Black Londoners twice as likely to be fined for Covid-19 offences

Black Londoners twice as likely to be fined for Covid-19 offences

0

Black Londoners are more than twice as likely to be fined under new coronavirus laws as white people, Metropolitan Police figures have revealed.

Britain entered lockdown on March 23 to slow the spread of Covid-19, with people ordered to stay home except for essential work, food shopping,  medical reasons, or limited exercise.

Police were given new powers to enforce the emergency law – with £100 fines for those who break the rules.

Some 973 fines were  issued in London  from 27 March to 14 May, according to Met figures.

But more than a quarter (26 per cent) were against black Londoners – although they represent  just 12 per cent of the population in the capital.

Black residents were even more disproportionately represented in arrests for Covid-19 offences – making up 31 per cent of those detained.

In total, 232 black residents were arrested for Covid-19 offences, of a total of 747 arrests – although only 36 of these were for coronavirus breaches only.

The Met said most of the fines issued were at the start of lockdown, particularly during periods of sunny weather.

Stay-home restrictions in England have since been relaxed – people can now spend unlimited time outside, and meet with other households in groups of six outdoors, as long as social distancing is maintained.

Fines have been beefed up from the intitial £60 to £100 for a first time breach – doubling for each repeat offence to a maximum of £3,200.

Met Commissioner Cressida Dick said today (Wednesday June 3) she is “not surprised” by the disproportionality in the figures – and has not asked officers to adjust their approach to tackle the problem.

Speaking at a virtual meeting of the London Assembly police and crime committee, the commissioner said Covid-19 fines and arrests in London are “very low full stop”.

Police officers are “incredibly restrained in the main” and “extraordinarily friendly” when enforcing the new laws, she said.

“We spend a lot of time engaging people, explaining the restrictions, encouraging people, advising, cajoling – wanting people to comply,” Commissioner Dick claimed.

“We use common sense and discretion and only enforce where the officer believes they must.”

But the Met boss said she has not asked police to “stop acting in this manner which will lead to disproportionality” and “wouldn’t in retrospect either”.

“I don’t see that as an issue that it’s appropriate to do this about,” she said.

But London Assembly members today warned that the Met must address potential racial bias.

Labour London Assembly member Jennette Arnold – who represents Islington, Hackney, and Waltham Forest – said numerous constituents have contacted her with concerns.

“We can never forget the Met’s history, and its relationship with the BAME community,” she said.

“That is at the forefront of the thoughts of every grandparent, every parent and now third generation youngster – the relationship with the police service.”

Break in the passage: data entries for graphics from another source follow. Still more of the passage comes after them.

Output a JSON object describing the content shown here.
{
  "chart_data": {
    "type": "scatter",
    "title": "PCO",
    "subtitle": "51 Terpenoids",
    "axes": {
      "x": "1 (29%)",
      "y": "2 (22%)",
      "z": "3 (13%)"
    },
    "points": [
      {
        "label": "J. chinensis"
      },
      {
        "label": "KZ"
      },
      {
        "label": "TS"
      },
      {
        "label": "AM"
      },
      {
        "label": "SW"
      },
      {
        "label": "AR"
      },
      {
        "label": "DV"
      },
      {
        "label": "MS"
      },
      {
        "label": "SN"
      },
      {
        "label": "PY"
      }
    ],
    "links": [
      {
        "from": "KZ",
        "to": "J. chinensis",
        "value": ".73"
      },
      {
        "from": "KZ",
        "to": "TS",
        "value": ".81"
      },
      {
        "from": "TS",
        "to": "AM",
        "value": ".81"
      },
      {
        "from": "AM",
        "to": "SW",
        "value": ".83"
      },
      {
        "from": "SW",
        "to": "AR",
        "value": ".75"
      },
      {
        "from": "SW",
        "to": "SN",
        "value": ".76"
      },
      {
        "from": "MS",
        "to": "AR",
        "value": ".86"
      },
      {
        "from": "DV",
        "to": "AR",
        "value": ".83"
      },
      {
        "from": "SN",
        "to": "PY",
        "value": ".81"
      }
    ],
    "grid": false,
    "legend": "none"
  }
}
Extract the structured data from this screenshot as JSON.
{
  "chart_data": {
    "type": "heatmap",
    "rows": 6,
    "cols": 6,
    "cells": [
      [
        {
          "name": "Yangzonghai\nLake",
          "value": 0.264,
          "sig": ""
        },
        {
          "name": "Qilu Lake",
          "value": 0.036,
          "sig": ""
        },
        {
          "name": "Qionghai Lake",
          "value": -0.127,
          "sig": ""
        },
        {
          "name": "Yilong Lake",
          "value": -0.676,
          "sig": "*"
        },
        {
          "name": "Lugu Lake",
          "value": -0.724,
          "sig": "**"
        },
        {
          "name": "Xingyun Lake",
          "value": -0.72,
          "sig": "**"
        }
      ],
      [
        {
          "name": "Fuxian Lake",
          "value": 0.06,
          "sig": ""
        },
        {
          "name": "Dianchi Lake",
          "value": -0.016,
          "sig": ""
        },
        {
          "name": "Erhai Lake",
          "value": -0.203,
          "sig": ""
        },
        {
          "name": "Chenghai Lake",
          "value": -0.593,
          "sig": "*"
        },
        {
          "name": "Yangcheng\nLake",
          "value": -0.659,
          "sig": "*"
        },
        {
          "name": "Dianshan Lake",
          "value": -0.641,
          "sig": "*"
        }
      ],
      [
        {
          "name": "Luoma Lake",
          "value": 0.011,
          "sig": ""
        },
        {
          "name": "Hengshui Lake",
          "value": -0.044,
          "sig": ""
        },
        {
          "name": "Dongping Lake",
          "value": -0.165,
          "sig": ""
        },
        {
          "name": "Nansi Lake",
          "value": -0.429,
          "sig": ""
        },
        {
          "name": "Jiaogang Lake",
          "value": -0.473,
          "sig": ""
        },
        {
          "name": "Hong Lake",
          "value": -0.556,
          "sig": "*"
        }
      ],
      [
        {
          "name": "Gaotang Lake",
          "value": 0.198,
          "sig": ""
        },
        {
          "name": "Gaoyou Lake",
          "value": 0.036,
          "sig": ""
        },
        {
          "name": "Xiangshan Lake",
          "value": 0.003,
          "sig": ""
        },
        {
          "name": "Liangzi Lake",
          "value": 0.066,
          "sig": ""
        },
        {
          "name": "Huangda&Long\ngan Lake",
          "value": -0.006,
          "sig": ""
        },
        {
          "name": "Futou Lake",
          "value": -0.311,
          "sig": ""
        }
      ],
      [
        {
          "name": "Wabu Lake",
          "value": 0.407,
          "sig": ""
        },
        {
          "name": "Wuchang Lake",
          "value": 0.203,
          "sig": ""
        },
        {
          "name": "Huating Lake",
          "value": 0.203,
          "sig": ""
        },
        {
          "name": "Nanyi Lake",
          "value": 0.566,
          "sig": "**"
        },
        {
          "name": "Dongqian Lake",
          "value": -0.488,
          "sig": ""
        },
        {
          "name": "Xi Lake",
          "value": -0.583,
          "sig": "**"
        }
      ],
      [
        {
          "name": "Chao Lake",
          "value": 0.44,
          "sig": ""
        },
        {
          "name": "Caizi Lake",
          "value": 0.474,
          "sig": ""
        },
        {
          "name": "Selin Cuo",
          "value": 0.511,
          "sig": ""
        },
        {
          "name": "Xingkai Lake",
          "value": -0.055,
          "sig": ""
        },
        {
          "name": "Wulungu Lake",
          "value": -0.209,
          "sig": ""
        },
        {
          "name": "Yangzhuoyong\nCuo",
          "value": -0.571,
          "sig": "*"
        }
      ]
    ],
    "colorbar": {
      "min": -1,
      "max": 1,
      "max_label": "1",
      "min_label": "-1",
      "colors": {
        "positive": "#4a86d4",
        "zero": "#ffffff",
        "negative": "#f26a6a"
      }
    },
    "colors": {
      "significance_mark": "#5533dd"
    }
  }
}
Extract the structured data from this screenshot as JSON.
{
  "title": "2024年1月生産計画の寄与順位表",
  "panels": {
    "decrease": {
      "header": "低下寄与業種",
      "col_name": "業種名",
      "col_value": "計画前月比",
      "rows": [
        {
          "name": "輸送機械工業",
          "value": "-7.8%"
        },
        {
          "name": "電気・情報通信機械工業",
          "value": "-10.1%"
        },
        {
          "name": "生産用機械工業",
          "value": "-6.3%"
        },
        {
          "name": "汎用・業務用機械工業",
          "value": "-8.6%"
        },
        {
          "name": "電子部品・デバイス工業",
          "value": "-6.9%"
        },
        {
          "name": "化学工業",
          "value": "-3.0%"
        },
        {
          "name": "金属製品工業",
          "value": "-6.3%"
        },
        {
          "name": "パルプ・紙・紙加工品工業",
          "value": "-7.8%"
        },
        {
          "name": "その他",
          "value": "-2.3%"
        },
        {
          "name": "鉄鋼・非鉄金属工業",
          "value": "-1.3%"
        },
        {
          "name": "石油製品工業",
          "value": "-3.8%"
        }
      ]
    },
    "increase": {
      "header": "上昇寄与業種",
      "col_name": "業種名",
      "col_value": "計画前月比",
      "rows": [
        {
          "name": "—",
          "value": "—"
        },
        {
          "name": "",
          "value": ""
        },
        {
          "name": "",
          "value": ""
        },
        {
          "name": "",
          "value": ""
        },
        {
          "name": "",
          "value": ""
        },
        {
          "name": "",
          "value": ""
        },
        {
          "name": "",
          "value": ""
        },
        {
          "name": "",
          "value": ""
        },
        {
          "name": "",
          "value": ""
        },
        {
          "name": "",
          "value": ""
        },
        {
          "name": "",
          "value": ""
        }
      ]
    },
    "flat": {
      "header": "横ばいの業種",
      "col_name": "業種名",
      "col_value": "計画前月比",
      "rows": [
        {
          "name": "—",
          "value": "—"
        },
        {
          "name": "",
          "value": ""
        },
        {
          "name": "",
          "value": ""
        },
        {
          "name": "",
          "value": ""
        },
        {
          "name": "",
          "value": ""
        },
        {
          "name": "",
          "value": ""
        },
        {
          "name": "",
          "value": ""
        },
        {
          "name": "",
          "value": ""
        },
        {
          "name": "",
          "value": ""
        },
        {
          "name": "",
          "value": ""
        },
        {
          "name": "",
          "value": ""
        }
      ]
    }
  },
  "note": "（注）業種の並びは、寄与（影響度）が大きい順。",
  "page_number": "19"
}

Black Londoners are less likely to trust the police than white residents – just 65 per cent believe Met officers treat everyone fairly, compared to 76 per cent of white Brits.

Ms Arnold said that though the number of arrests is currently small, the problem must be tackled at this “starting point” – or the problem will “grow” and “take over”, she warned.

Green member Sian Berry said police officers may could have  “unconscious bias” – which may mean fines are handed out more readily to black residents.

“Potentially, officers do not have the same attitude towards black Londoners as they do towards other Londoners,” she warned.

Speaking after the meeting, Ms Berry said the Commissioner’s response was “not good enough” – as the problem needs “action and leadership from the top”.

Disproprortionate fines and arrests of black Londoners must not be “swept under the carpet”, she said.

“It is not a coincidence that yet again we are seeing harsh police tactics being used more often against the black community,” she added.

“The reasons behind this must be taken seriously.”